その丸の向こう側|#シロクマ文芸部
小さな手が、ハサミを握っている。
四歳の娘がいま、夢中になるもの。
チョキ。チョキ。チョキ。
少し前までは、一度切るたびに刃を大きく開き直していが、紙を少しずつ動かしながら、続けて切れるようになってきた。
「みて。

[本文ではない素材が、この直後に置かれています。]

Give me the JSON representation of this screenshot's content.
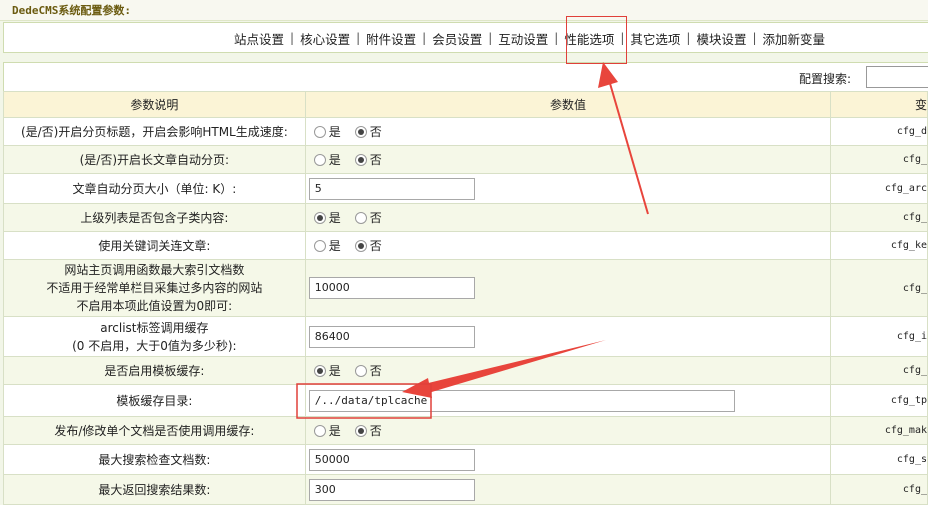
{
  "header": {
    "title": "DedeCMS系统配置参数:"
  },
  "tabs": [
    "站点设置",
    "核心设置",
    "附件设置",
    "会员设置",
    "互动设置",
    "性能选项",
    "其它选项",
    "模块设置",
    "添加新变量"
  ],
  "search": {
    "label": "配置搜索:"
  },
  "table": {
    "headers": [
      "参数说明",
      "参数值",
      "变"
    ],
    "radio_yes": "是",
    "radio_no": "否",
    "rows": [
      {
        "desc": "(是/否)开启分页标题，开启会影响HTML生成速度:",
        "selected": "no",
        "var": "cfg_d"
      },
      {
        "desc": "(是/否)开启长文章自动分页:",
        "selected": "no",
        "var": "cfg_"
      },
      {
        "desc": "文章自动分页大小（单位: K）:",
        "value": "5",
        "var": "cfg_arc"
      },
      {
        "desc": "上级列表是否包含子类内容:",
        "selected": "yes",
        "var": "cfg_"
      },
      {
        "desc": "使用关键词关连文章:",
        "selected": "no",
        "var": "cfg_ke"
      },
      {
        "desc_lines": [
          "网站主页调用函数最大索引文档数",
          "不适用于经常单栏目采集过多内容的网站",
          "不启用本项此值设置为0即可:"
        ],
        "value": "10000",
        "var": "cfg_"
      },
      {
        "desc_lines": [
          "arclist标签调用缓存",
          "(0 不启用，大于0值为多少秒):"
        ],
        "value": "86400",
        "var": "cfg_i"
      },
      {
        "desc": "是否启用模板缓存:",
        "selected": "yes",
        "var": "cfg_"
      },
      {
        "desc": "模板缓存目录:",
        "value": "/../data/tplcache",
        "var": "cfg_tp"
      },
      {
        "desc": "发布/修改单个文档是否使用调用缓存:",
        "selected": "no",
        "var": "cfg_mak"
      },
      {
        "desc": "最大搜索检查文档数:",
        "value": "50000",
        "var": "cfg_s"
      },
      {
        "desc": "最大返回搜索结果数:",
        "value": "300",
        "var": "cfg_"
      }
    ]
  }
}
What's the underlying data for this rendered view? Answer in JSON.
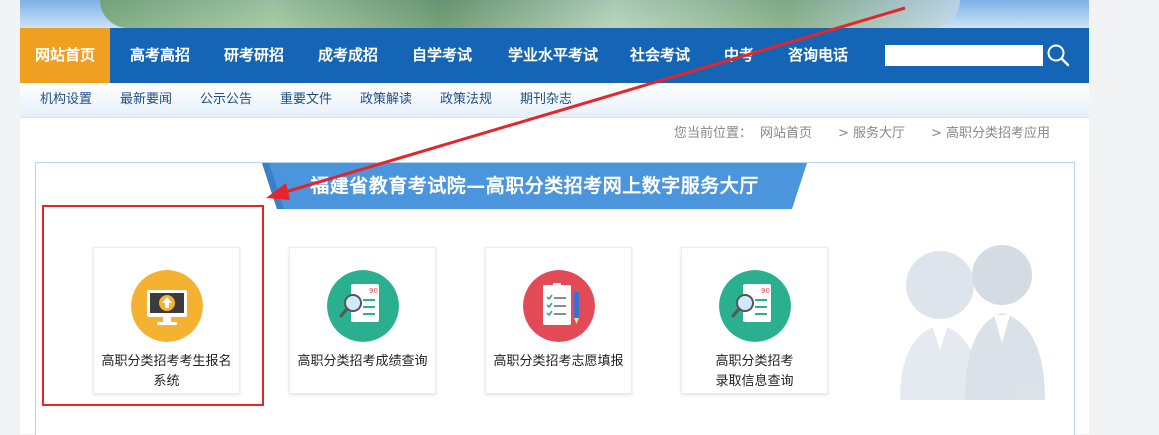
{
  "main_nav": {
    "items": [
      "网站首页",
      "高考高招",
      "研考研招",
      "成考成招",
      "自学考试",
      "学业水平考试",
      "社会考试",
      "中考",
      "咨询电话"
    ],
    "active_index": 0,
    "search_placeholder": ""
  },
  "sub_nav": {
    "items": [
      "机构设置",
      "最新要闻",
      "公示公告",
      "重要文件",
      "政策解读",
      "政策法规",
      "期刊杂志"
    ]
  },
  "breadcrumb": {
    "prefix": "您当前位置：",
    "items": [
      "网站首页",
      ">  服务大厅",
      ">  高职分类招考应用"
    ]
  },
  "page_title": "福建省教育考试院—高职分类招考网上数字服务大厅",
  "cards": [
    {
      "label": "高职分类招考考生报名\n系统",
      "icon": "monitor-upload-icon",
      "color": "#f5b230"
    },
    {
      "label": "高职分类招考成绩查询",
      "icon": "score-report-search-icon",
      "color": "#2ab08f"
    },
    {
      "label": "高职分类招考志愿填报",
      "icon": "form-pencil-icon",
      "color": "#e24b55"
    },
    {
      "label": "高职分类招考\n录取信息查询",
      "icon": "admission-report-search-icon",
      "color": "#2ab08f"
    }
  ],
  "colors": {
    "nav_bg": "#1565b6",
    "nav_active": "#f0a020",
    "ribbon": "#4a95dc",
    "highlight": "#e3262a"
  }
}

じょうずでしょ」
得意そうな声に、成長を喜ぶより先に、私は娘の指先を見てしまう。
紙を持つ手が、刃に近すぎないか。
勢い余って、服や髪まで切らないか。
ハサミを持ったまま、急に立ち上がらないか。
「ゆっくりね」
「おてて、気をつけて」
「ハサミを持ったまま歩かないでね」
私が何度も声をかけるので、娘はとうとう顔を上げた。
「ママは、あっちいってて」
困った。
ひとりでやってみたい気持ちは、わかる。
けれど、そう言われたからといって、本当に目を離せるわけではない。
私は一歩だけ後ろへ下がった。
娘の言う「あっち」が、どのあたりなのかわからないふりをして。
娘はふたたび、ハサミを動かし始める。
チョキ、チョキ。
紙を回しながら、慎重に。
ときどき角ばり、ときどき大きく曲がりながら、切り口は少しずつ最初の場所へ戻っていく。
やがて、紙からひとつの丸が生まれた。
きれいな円ではない。
少しでこぼこしていて、端には小さな角も残っている。
それでも娘は、満足そうに丸を掲げた。
「じょうずでしょ?」
「うん。じょうずだね」
そう答えると、娘は切り抜いたあとの穴から、こちらをのぞいた。
丸い窓の向こうで、うれしそうに笑っている。
できることが増えるたび、娘は私に「あっちへ行って」と言うようになるのかもしれない。
そして私は、そのたびに一歩ずつ下がっていく。
危ないときには手を伸ばせるくらい近く。
けれど、娘が「ひとりでできた」と思えるくらい遠く。
そのちょうどよい場所を、私はまだ知らない。
だから今日も、切り落とされた小さな紙くずを拾いながら、いびつな丸の外側にいる。
「もういっこ、つくるね」
娘の手が、またハサミを開く。
私は口を出しそうになるのをこらえて、ほんの少しだけ、もう一歩下がった。
あとがき
小牧幸助さんの企画、「小さな手」からはじまるnoteに参加しました。
#シロクマ文芸部
ハサミに夢中な四歳の娘。
上手になってうれしい気持ちと、まだまだ目を離せない気持ち。その間で、母も少しずつ「見守る練習」をしているところです。